Carros antigos máquinas maravilhosas.

Cada lançamento de um carro novo, vinha cercado de mistério e principalmente de supertição quanto ao nome, como uma marca de identificação com o usuário precedia também de algo sobrenatural em seu conteúdo.

O nome é na realidade a personalidade do carro, mas para os primeiros fabricantes que tratavam este lançamento como algo pessoal, esta identificação tinha antes de tudo que invocar algo ligado a sorte e a fator pessoal de seus fabricantes e com o modelo apresentado.
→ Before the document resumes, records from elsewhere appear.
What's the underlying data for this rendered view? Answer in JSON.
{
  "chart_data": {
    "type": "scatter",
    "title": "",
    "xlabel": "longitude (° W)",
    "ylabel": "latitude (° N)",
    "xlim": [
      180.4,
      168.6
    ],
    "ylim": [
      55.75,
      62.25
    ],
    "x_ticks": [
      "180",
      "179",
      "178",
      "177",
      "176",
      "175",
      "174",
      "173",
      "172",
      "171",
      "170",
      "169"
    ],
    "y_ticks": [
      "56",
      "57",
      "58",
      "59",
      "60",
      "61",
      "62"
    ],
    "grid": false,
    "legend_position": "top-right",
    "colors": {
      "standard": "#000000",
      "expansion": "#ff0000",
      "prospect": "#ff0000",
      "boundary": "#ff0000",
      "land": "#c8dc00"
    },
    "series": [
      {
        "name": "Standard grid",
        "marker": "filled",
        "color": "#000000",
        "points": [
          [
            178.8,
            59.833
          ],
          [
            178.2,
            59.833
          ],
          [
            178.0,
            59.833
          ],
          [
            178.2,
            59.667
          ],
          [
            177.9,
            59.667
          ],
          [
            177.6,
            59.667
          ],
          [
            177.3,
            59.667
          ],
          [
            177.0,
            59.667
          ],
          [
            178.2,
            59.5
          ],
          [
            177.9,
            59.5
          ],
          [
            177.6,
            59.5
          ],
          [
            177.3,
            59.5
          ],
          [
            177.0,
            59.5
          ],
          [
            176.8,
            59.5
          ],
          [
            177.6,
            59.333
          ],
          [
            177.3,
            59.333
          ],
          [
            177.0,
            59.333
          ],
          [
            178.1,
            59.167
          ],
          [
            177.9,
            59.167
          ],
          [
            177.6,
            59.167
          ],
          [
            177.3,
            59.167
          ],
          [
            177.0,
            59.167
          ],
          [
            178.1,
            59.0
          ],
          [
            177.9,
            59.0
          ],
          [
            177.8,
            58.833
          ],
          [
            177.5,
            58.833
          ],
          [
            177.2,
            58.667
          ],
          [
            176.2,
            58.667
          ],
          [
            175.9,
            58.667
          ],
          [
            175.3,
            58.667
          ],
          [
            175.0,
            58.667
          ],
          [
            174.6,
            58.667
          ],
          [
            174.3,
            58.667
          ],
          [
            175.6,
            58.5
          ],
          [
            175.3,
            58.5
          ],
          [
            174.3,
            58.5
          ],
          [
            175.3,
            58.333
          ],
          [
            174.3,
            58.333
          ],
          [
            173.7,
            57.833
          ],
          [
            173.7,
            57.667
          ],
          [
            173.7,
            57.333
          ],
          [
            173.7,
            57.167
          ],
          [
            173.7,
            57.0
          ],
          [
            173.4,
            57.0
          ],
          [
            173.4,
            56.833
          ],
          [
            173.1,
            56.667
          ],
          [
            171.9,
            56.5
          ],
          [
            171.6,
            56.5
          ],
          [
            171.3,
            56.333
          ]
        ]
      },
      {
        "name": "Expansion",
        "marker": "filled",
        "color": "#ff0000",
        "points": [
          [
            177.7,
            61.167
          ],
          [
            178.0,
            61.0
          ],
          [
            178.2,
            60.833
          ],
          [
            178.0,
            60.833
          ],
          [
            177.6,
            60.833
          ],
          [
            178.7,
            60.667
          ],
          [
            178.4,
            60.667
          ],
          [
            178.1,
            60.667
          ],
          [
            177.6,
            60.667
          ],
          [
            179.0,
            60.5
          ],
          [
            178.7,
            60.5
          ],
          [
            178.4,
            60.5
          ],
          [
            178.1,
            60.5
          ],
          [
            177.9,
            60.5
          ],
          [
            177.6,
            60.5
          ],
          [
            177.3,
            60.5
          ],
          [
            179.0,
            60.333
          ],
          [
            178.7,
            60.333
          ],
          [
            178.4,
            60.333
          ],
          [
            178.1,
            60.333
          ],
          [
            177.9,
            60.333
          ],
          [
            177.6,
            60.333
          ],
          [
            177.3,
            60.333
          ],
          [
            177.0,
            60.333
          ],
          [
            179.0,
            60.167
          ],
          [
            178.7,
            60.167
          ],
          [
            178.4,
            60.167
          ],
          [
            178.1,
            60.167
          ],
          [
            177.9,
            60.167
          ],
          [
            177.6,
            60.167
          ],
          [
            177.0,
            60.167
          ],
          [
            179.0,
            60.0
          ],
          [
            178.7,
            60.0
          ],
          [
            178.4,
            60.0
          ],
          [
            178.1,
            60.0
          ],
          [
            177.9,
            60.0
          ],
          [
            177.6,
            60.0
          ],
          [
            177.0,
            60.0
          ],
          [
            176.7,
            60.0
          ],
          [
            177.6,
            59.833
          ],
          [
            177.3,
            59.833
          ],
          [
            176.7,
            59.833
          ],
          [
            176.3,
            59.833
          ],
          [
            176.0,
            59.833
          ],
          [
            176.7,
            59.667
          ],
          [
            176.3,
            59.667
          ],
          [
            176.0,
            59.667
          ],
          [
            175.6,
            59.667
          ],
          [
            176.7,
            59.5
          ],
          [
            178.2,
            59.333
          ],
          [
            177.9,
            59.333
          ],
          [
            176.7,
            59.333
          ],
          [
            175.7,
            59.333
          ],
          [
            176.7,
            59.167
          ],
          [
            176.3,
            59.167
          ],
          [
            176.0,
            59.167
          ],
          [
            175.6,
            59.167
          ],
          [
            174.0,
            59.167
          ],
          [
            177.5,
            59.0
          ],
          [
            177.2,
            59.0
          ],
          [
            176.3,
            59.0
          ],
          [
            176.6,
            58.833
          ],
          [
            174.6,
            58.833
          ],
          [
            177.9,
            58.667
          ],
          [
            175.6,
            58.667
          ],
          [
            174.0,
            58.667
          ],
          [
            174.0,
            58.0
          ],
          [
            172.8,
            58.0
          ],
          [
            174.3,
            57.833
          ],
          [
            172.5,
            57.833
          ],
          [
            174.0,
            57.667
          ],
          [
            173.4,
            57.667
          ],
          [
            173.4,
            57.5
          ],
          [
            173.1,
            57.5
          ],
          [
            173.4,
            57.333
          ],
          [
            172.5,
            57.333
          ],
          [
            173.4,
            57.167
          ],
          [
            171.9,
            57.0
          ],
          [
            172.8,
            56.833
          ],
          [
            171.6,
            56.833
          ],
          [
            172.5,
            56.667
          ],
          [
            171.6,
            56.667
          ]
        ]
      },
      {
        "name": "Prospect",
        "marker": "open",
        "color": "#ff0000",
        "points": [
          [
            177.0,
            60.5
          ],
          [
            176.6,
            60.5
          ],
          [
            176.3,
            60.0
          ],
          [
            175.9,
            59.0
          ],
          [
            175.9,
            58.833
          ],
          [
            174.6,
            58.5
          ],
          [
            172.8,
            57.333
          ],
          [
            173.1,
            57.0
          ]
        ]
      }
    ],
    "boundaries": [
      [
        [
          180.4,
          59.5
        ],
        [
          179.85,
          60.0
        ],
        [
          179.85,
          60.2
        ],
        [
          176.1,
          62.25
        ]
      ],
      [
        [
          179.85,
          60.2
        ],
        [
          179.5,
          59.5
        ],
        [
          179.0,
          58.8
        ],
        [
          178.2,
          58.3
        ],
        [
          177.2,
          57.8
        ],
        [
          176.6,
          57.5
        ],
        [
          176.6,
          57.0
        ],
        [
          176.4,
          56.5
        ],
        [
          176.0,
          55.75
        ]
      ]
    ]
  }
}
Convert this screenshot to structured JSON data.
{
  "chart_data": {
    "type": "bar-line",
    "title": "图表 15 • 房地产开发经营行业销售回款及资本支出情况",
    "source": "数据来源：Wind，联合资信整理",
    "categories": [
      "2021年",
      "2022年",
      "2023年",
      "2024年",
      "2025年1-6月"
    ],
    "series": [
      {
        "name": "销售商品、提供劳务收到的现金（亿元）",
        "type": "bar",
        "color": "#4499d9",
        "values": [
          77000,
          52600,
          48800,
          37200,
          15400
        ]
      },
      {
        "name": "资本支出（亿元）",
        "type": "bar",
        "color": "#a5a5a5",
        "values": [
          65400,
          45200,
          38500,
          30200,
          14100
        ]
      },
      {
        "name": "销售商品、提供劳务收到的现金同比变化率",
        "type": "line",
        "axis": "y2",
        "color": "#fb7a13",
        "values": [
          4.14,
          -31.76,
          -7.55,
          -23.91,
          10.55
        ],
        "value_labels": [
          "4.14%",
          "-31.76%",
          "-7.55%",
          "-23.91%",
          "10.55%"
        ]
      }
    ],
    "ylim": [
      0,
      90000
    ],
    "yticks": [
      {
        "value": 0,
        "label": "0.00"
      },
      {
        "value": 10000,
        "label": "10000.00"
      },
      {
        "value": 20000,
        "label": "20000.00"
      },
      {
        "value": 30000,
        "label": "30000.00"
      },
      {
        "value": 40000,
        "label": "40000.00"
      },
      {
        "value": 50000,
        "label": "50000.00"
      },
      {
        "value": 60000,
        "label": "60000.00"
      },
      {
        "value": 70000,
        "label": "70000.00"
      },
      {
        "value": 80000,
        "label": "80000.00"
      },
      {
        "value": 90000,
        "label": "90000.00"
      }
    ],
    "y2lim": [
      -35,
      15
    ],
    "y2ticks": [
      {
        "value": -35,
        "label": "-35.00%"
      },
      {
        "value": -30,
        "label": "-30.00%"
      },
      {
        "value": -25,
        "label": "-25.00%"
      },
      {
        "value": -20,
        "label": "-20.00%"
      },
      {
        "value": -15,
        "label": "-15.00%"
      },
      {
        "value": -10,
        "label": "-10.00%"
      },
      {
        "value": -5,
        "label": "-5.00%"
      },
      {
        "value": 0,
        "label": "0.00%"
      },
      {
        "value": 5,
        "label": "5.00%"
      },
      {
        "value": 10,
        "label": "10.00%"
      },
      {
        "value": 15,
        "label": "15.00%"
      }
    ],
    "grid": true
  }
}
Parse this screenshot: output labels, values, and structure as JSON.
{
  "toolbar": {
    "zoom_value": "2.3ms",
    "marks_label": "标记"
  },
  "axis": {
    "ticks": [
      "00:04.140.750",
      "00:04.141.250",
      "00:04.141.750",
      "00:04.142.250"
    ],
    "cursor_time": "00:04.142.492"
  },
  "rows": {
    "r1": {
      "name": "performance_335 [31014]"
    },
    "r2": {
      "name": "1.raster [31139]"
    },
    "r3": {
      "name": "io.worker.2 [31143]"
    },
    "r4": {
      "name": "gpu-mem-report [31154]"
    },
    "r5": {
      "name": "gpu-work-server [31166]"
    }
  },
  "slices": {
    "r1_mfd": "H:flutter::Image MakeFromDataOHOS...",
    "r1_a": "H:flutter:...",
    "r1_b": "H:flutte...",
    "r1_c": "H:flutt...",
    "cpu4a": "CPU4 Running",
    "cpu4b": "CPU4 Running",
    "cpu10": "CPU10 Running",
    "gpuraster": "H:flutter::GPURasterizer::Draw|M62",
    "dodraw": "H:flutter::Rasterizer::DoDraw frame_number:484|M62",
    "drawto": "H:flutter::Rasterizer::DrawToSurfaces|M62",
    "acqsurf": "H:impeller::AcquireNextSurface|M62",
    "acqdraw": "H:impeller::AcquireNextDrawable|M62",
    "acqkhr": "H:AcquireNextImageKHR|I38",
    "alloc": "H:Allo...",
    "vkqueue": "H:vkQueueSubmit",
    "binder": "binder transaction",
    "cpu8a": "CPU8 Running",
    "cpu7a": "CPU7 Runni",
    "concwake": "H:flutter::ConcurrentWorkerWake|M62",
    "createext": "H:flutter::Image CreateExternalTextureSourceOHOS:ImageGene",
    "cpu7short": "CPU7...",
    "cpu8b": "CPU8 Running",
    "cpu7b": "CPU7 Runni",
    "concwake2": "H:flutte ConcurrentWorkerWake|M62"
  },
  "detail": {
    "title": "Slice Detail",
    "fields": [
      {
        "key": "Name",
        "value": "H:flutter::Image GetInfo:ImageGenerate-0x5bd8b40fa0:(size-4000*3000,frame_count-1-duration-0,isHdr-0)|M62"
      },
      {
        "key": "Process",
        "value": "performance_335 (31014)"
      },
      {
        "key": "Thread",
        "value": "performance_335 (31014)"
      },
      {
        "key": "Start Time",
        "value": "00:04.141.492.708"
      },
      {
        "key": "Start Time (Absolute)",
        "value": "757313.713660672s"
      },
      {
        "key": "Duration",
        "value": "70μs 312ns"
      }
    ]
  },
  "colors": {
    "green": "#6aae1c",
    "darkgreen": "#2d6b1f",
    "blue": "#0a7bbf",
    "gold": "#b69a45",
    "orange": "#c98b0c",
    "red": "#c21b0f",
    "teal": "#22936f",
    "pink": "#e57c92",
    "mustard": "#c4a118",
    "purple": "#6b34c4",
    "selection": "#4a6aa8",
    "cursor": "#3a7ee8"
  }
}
Buscando a perfeição nesta grandiosidade de escolha que era o nome vinha à parte da aceitação que era puramente um caso de sorte, neste momento conceitos atuais de Marketing de venda ainda não existiam, as propagandas eram feitas em forma de textos apelativos e figuras dramáticas.

Estes fabricantes buscavam através do nome do carro uma identificação intima e apelativa de venda direta, e esta aceitação apenas um golpe bom da sorte.

Mercedes por exemplo, era o nome da filha adolescente do projetista do carro, Rolls Royce era a sociedade entre Mr. Rolls e Mr. Royce, Ford como todos sabem é de Henry Ford, Lincoln do presidente Abrahan Lincon e assim por diante os nomes iam sendo escolhidos.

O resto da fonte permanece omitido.